The pair continued until they passed a small shop.

"And this is Kathryn's," Rose explained, "She's the finest tailor in Lark's Hollow.

"Any repair work you need, any little tears on these fine chivalrous tunics of yours," she added with a playful tug on his collar, "and Kathryn should be your first call."

A woman inside the shop saw them from behind the counter and swept outside.

"Good evening, Kathryn!" Rose called, "I was just showing our new friend here around town, and telling him about how the single greatest seamstress in all the annals of history just so happens to ply her trade here."

"Hush, you," Kathryn said, although her admonition reached neither her voice nor the smile in her eyes.
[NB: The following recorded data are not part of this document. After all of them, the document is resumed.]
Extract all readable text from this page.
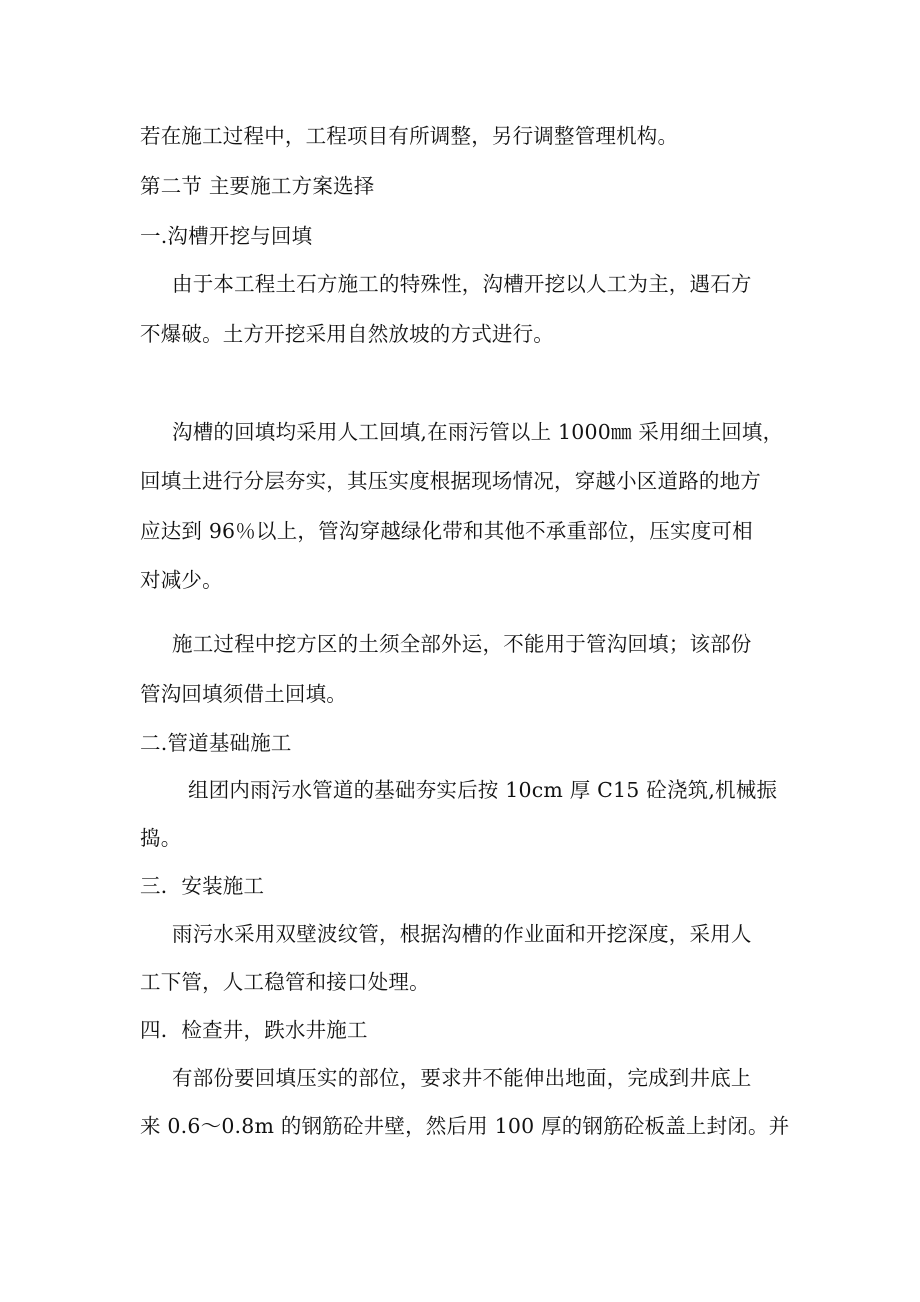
若在施工过程中，工程项目有所调整，另行调整管理机构。
第二节 主要施工方案选择
一.沟槽开挖与回填
由于本工程土石方施工的特殊性，沟槽开挖以人工为主，遇石方
不爆破。土方开挖采用自然放坡的方式进行。
沟槽的回填均采用人工回填,在雨污管以上 1000㎜ 采用细土回填，
回填土进行分层夯实，其压实度根据现场情况，穿越小区道路的地方
应达到 96％以上，管沟穿越绿化带和其他不承重部位，压实度可相
对减少。
施工过程中挖方区的土须全部外运，不能用于管沟回填；该部份
管沟回填须借土回填。
二.管道基础施工
组团内雨污水管道的基础夯实后按 10cm 厚 C15 砼浇筑,机械振
捣。
三．安装施工
雨污水采用双壁波纹管，根据沟槽的作业面和开挖深度，采用人
工下管，人工稳管和接口处理。
四．检查井，跌水井施工
有部份要回填压实的部位，要求井不能伸出地面，完成到井底上
来 0.6～0.8m 的钢筋砼井壁，然后用 100 厚的钢筋砼板盖上封闭。并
Kathryn was very tall, nearly Gareth's height. She was middle-aged, her dark hair showing the faintest incunabula of gray. She carried herself with a great but quiet confidence, and she effused friendliness. She seemed like the sort of person one could immediately trust and, especially by the rapport Rose clearly had with her, Gareth found himself taking a liking to her.

"So, you're Bryan's protégé?"

"Yes, ma'am. Begging your pardon, but how did you know--"

"Oh, Bryan and I got to be very good friends when he was first assigned here. And, well, as you know, rumor travels faster than even a knight's charger. That, and Thaddeus can't keep a secret and told me immediately. Told me that my old friend was coming to town, and bringing a capable young squire with him."